No Conscience

I’ve uploaded the opinion in New York v. U.S. Dept. of Health and Human Services handed down today by Judge Paul A. Engelmayer of the U.S.D.C. for the Southern District of New York. The case involves challenges to a rule recently promulgated by HHS entitled “Protecting Statutory Conscience Rights in Health Care; Delegations of Authority.” The rule purports to interpret and provide for the implementation of more than 30 statutory provisions that recognize the right of an individual or entity to abstain from participation in medical procedures, programs, services, or research activities on account of a religious or moral objection. Judge Engelmayer vacated the rule in its entirety.

I won’t even begin to pretend that I’ve read all 147 pages of the opinion. But as those who regularly (or even semi-regularly) read my posts here, I find it troublesome when news outlets comment on judicial opinions but fail to provide links to the opinions themselves. This post is my small contribution to making judicial opinions more accessible to the public.

The following passage gives the reader a flavor of what Judge Engelmayer thought of HHS’s arguments:

HHH . . . urges the Court to sever and vacate only the offending provisions of the [] Rule.

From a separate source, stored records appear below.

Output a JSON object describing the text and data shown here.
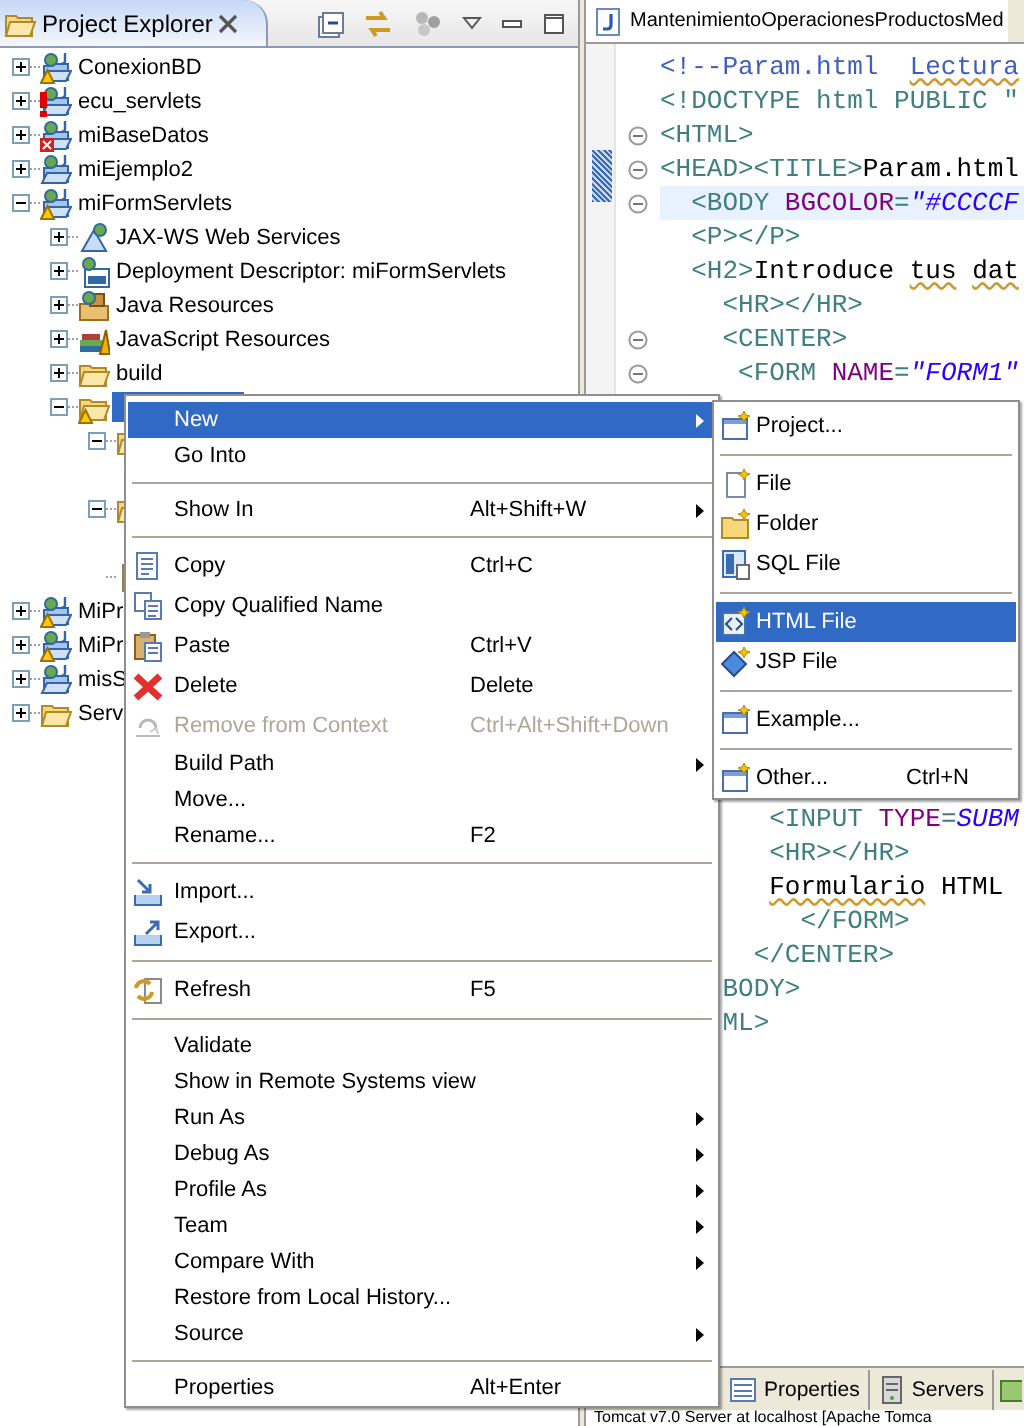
{
  "explorer": {
    "title": "Project Explorer",
    "tree": [
      {
        "label": "ConexionBD",
        "kind": "project-warning",
        "expanded": false,
        "selected": false
      },
      {
        "label": "ecu_servlets",
        "kind": "project-error",
        "expanded": false,
        "selected": false
      },
      {
        "label": "miBaseDatos",
        "kind": "project-failed",
        "expanded": false,
        "selected": false
      },
      {
        "label": "miEjemplo2",
        "kind": "project",
        "expanded": false,
        "selected": false
      },
      {
        "label": "miFormServlets",
        "kind": "project-warning",
        "expanded": true,
        "selected": false,
        "children": [
          {
            "label": "JAX-WS Web Services",
            "kind": "web-services",
            "expanded": false,
            "selected": false
          },
          {
            "label": "Deployment Descriptor: miFormServlets",
            "kind": "descriptor",
            "expanded": false,
            "selected": false
          },
          {
            "label": "Java Resources",
            "kind": "java-resources",
            "expanded": false,
            "selected": false
          },
          {
            "label": "JavaScript Resources",
            "kind": "js-resources",
            "expanded": false,
            "selected": false
          },
          {
            "label": "build",
            "kind": "folder",
            "expanded": false,
            "selected": false
          },
          {
            "kind": "folder-warning",
            "expanded": true,
            "selected": true,
            "children": [
              {
                "kind": "folder",
                "expanded": true
              },
              {
                "kind": "folder",
                "expanded": true
              },
              {
                "kind": "file"
              }
            ]
          }
        ]
      },
      {
        "label": "MiPr",
        "kind": "project-warning",
        "expanded": false,
        "selected": false
      },
      {
        "label": "MiPr",
        "kind": "project-warning",
        "expanded": false,
        "selected": false
      },
      {
        "label": "misS",
        "kind": "project",
        "expanded": false,
        "selected": false
      },
      {
        "label": "Serv",
        "kind": "folder",
        "expanded": false,
        "selected": false
      }
    ]
  },
  "editor": {
    "tab": "MantenimientoOperacionesProductosMed",
    "lines": [
      {
        "foldable": false,
        "current": false,
        "tokens": [
          {
            "kind": "comment",
            "text": "<!--Param.html  "
          },
          {
            "kind": "spell-comment",
            "text": "Lectura"
          }
        ]
      },
      {
        "foldable": false,
        "current": false,
        "tokens": [
          {
            "kind": "doctype",
            "text": "<!DOCTYPE html PUBLIC \""
          }
        ]
      },
      {
        "foldable": true,
        "current": false,
        "tokens": [
          {
            "kind": "tag",
            "text": "<HTML>"
          }
        ]
      },
      {
        "foldable": true,
        "current": false,
        "tokens": [
          {
            "kind": "tag",
            "text": "<HEAD><TITLE>"
          },
          {
            "kind": "text",
            "text": "Param.html"
          }
        ]
      },
      {
        "foldable": true,
        "current": true,
        "tokens": [
          {
            "kind": "tag",
            "text": "  <BODY "
          },
          {
            "kind": "attr",
            "text": "BGCOLOR"
          },
          {
            "kind": "tag",
            "text": "="
          },
          {
            "kind": "value",
            "text": "\"#CCCCF"
          }
        ]
      },
      {
        "foldable": false,
        "current": false,
        "tokens": [
          {
            "kind": "tag",
            "text": "  <P></P>"
          }
        ]
      },
      {
        "foldable": false,
        "current": false,
        "tokens": [
          {
            "kind": "tag",
            "text": "  <H2>"
          },
          {
            "kind": "text",
            "text": "Introduce "
          },
          {
            "kind": "spell-text",
            "text": "tus"
          },
          {
            "kind": "spell-text",
            "text": " dat"
          }
        ]
      },
      {
        "foldable": false,
        "current": false,
        "tokens": [
          {
            "kind": "tag",
            "text": "    <HR></HR>"
          }
        ]
      },
      {
        "foldable": true,
        "current": false,
        "tokens": [
          {
            "kind": "tag",
            "text": "    <CENTER>"
          }
        ]
      },
      {
        "foldable": true,
        "current": false,
        "tokens": [
          {
            "kind": "tag",
            "text": "     <FORM "
          },
          {
            "kind": "attr",
            "text": "NAME"
          },
          {
            "kind": "tag",
            "text": "="
          },
          {
            "kind": "value",
            "text": "\"FORM1\""
          }
        ]
      }
    ],
    "lower_lines": [
      {
        "current": false,
        "tokens": [
          {
            "kind": "tag",
            "text": "       <INPUT "
          },
          {
            "kind": "attr",
            "text": "TYPE"
          },
          {
            "kind": "tag",
            "text": "="
          },
          {
            "kind": "value",
            "text": "SUBM"
          }
        ]
      },
      {
        "current": false,
        "tokens": [
          {
            "kind": "tag",
            "text": "       <HR></HR>"
          }
        ]
      },
      {
        "current": false,
        "tokens": [
          {
            "kind": "spell-text",
            "text": "       Formulario"
          },
          {
            "kind": "text",
            "text": " HTML"
          }
        ]
      },
      {
        "current": false,
        "tokens": [
          {
            "kind": "tag",
            "text": "         </FORM>"
          }
        ]
      },
      {
        "current": false,
        "tokens": [
          {
            "kind": "tag",
            "text": "      </CENTER>"
          }
        ]
      },
      {
        "current": false,
        "tokens": [
          {
            "kind": "tag",
            "text": "    BODY>"
          }
        ]
      },
      {
        "current": false,
        "tokens": [
          {
            "kind": "tag",
            "text": "    ML>"
          }
        ]
      }
    ]
  },
  "views": {
    "tabs": [
      {
        "label": "Properties",
        "selected": false
      },
      {
        "label": "Servers",
        "selected": false
      }
    ],
    "status": "Tomcat v7.0 Server at localhost [Apache Tomca"
  },
  "menu": {
    "items": [
      {
        "kind": "item",
        "label": "New",
        "submenu": true,
        "selected": true,
        "disabled": false
      },
      {
        "kind": "item",
        "label": "Go Into",
        "submenu": false,
        "selected": false,
        "disabled": false
      },
      {
        "kind": "separator"
      },
      {
        "kind": "item",
        "label": "Show In",
        "shortcut": "Alt+Shift+W",
        "submenu": true,
        "selected": false,
        "disabled": false
      },
      {
        "kind": "separator"
      },
      {
        "kind": "item",
        "label": "Copy",
        "shortcut": "Ctrl+C",
        "submenu": false,
        "selected": false,
        "disabled": false
      },
      {
        "kind": "item",
        "label": "Copy Qualified Name",
        "submenu": false,
        "selected": false,
        "disabled": false
      },
      {
        "kind": "item",
        "label": "Paste",
        "shortcut": "Ctrl+V",
        "submenu": false,
        "selected": false,
        "disabled": false
      },
      {
        "kind": "item",
        "label": "Delete",
        "shortcut": "Delete",
        "submenu": false,
        "selected": false,
        "disabled": false
      },
      {
        "kind": "item",
        "label": "Remove from Context",
        "shortcut": "Ctrl+Alt+Shift+Down",
        "submenu": false,
        "selected": false,
        "disabled": true
      },
      {
        "kind": "item",
        "label": "Build Path",
        "submenu": true,
        "selected": false,
        "disabled": false
      },
      {
        "kind": "item",
        "label": "Move...",
        "submenu": false,
        "selected": false,
        "disabled": false
      },
      {
        "kind": "item",
        "label": "Rename...",
        "shortcut": "F2",
        "submenu": false,
        "selected": false,
        "disabled": false
      },
      {
        "kind": "separator"
      },
      {
        "kind": "item",
        "label": "Import...",
        "submenu": false,
        "selected": false,
        "disabled": false
      },
      {
        "kind": "item",
        "label": "Export...",
        "submenu": false,
        "selected": false,
        "disabled": false
      },
      {
        "kind": "separator"
      },
      {
        "kind": "item",
        "label": "Refresh",
        "shortcut": "F5",
        "submenu": false,
        "selected": false,
        "disabled": false
      },
      {
        "kind": "separator"
      },
      {
        "kind": "item",
        "label": "Validate",
        "submenu": false,
        "selected": false,
        "disabled": false
      },
      {
        "kind": "item",
        "label": "Show in Remote Systems view",
        "submenu": false,
        "selected": false,
        "disabled": false
      },
      {
        "kind": "item",
        "label": "Run As",
        "submenu": true,
        "selected": false,
        "disabled": false
      },
      {
        "kind": "item",
        "label": "Debug As",
        "submenu": true,
        "selected": false,
        "disabled": false
      },
      {
        "kind": "item",
        "label": "Profile As",
        "submenu": true,
        "selected": false,
        "disabled": false
      },
      {
        "kind": "item",
        "label": "Team",
        "submenu": true,
        "selected": false,
        "disabled": false
      },
      {
        "kind": "item",
        "label": "Compare With",
        "submenu": true,
        "selected": false,
        "disabled": false
      },
      {
        "kind": "item",
        "label": "Restore from Local History...",
        "submenu": false,
        "selected": false,
        "disabled": false
      },
      {
        "kind": "item",
        "label": "Source",
        "submenu": true,
        "selected": false,
        "disabled": false
      },
      {
        "kind": "separator"
      },
      {
        "kind": "item",
        "label": "Properties",
        "shortcut": "Alt+Enter",
        "submenu": false,
        "selected": false,
        "disabled": false
      }
    ]
  },
  "submenu": {
    "items": [
      {
        "kind": "item",
        "label": "Project...",
        "selected": false
      },
      {
        "kind": "separator"
      },
      {
        "kind": "item",
        "label": "File",
        "selected": false
      },
      {
        "kind": "item",
        "label": "Folder",
        "selected": false
      },
      {
        "kind": "item",
        "label": "SQL File",
        "selected": false
      },
      {
        "kind": "separator"
      },
      {
        "kind": "item",
        "label": "HTML File",
        "selected": true
      },
      {
        "kind": "item",
        "label": "JSP File",
        "selected": false
      },
      {
        "kind": "separator"
      },
      {
        "kind": "item",
        "label": "Example...",
        "selected": false
      },
      {
        "kind": "separator"
      },
      {
        "kind": "item",
        "label": "Other...",
        "shortcut": "Ctrl+N",
        "selected": false
      }
    ]
  }
}
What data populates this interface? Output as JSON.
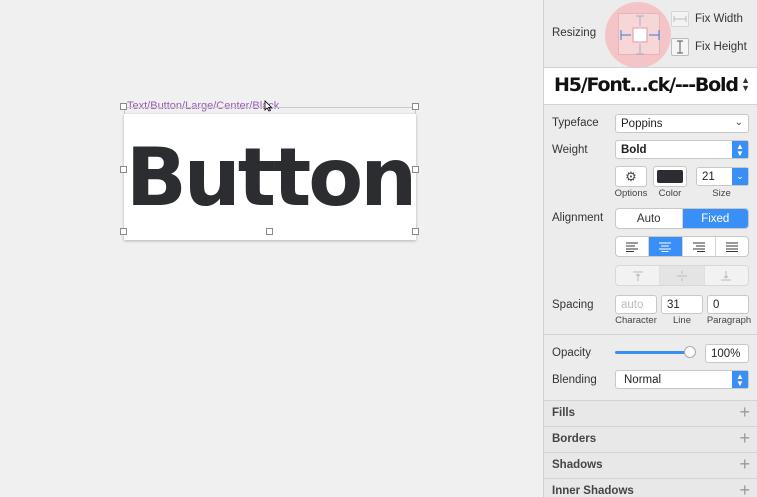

The Court has carefully considered HHS’s application to preserve parts of the Rule that are not compromised by legal deficiencies. Had the Court found only narrow parts of the Rule infirm—for example, had the Court held invalid only § 88.7(i)(3)(iv) [of the Rule], the portion of the remedial provision that authorizes termination of the entirety of a recipient’s funding—a remedy tailoring the vacatur to only the problematic provision might well have been viable.

The APA violations that the Court has found, however, are numerous, fundamental, and far-reaching. The Court’s finding that HHS lacked substantive rule-making authority as to three of the five principal Conscience Provisions nullifies the heart of the Rule as to these statutes. The Court’s finding that the agency acted contrary to two major existing laws (Title VII and EMTALA) vitiates substantive definitions in the Rule affecting the health care employment and
emergency contexts. The Court’s finding that HHS failed to give proper notice of the definition it adopted of “discriminate or discrimination” voids that central dimension of the Rule. And the Court’s finding that the Rule was promulgated arbitrarily and capriciously calls into question the validity and integrity of the rulemaking venture itself. Indeed, the Court has found that HHS’s stated justification for undertaking rulemaking in the first place—a purported “significant increase” in civilian complaints relating to the Conscience Provisions—was factually untrue.

In these circumstances, a decision to leave standing isolated shards of the Rule that have not been found specifically infirm would ignore the big picture: that the rulemaking exercise here was sufficiently shot through with glaring legal defects as to not justify a search for survivors. And leaving stray non-substantive provisions intact would not serve a useful purpose. As the D.C. Circuit has observed in the course of invalidating a rule in its entirety, here “it is clear that severing all . . . [of the invalid sections] would severely distort the [Agency’s work] and produce a rule strikingly different from” the one HHS promulgated and has fiercely defended in court,
making severance inappropriate.

Slip op. at 141-142 (citations omitted, emphasis added).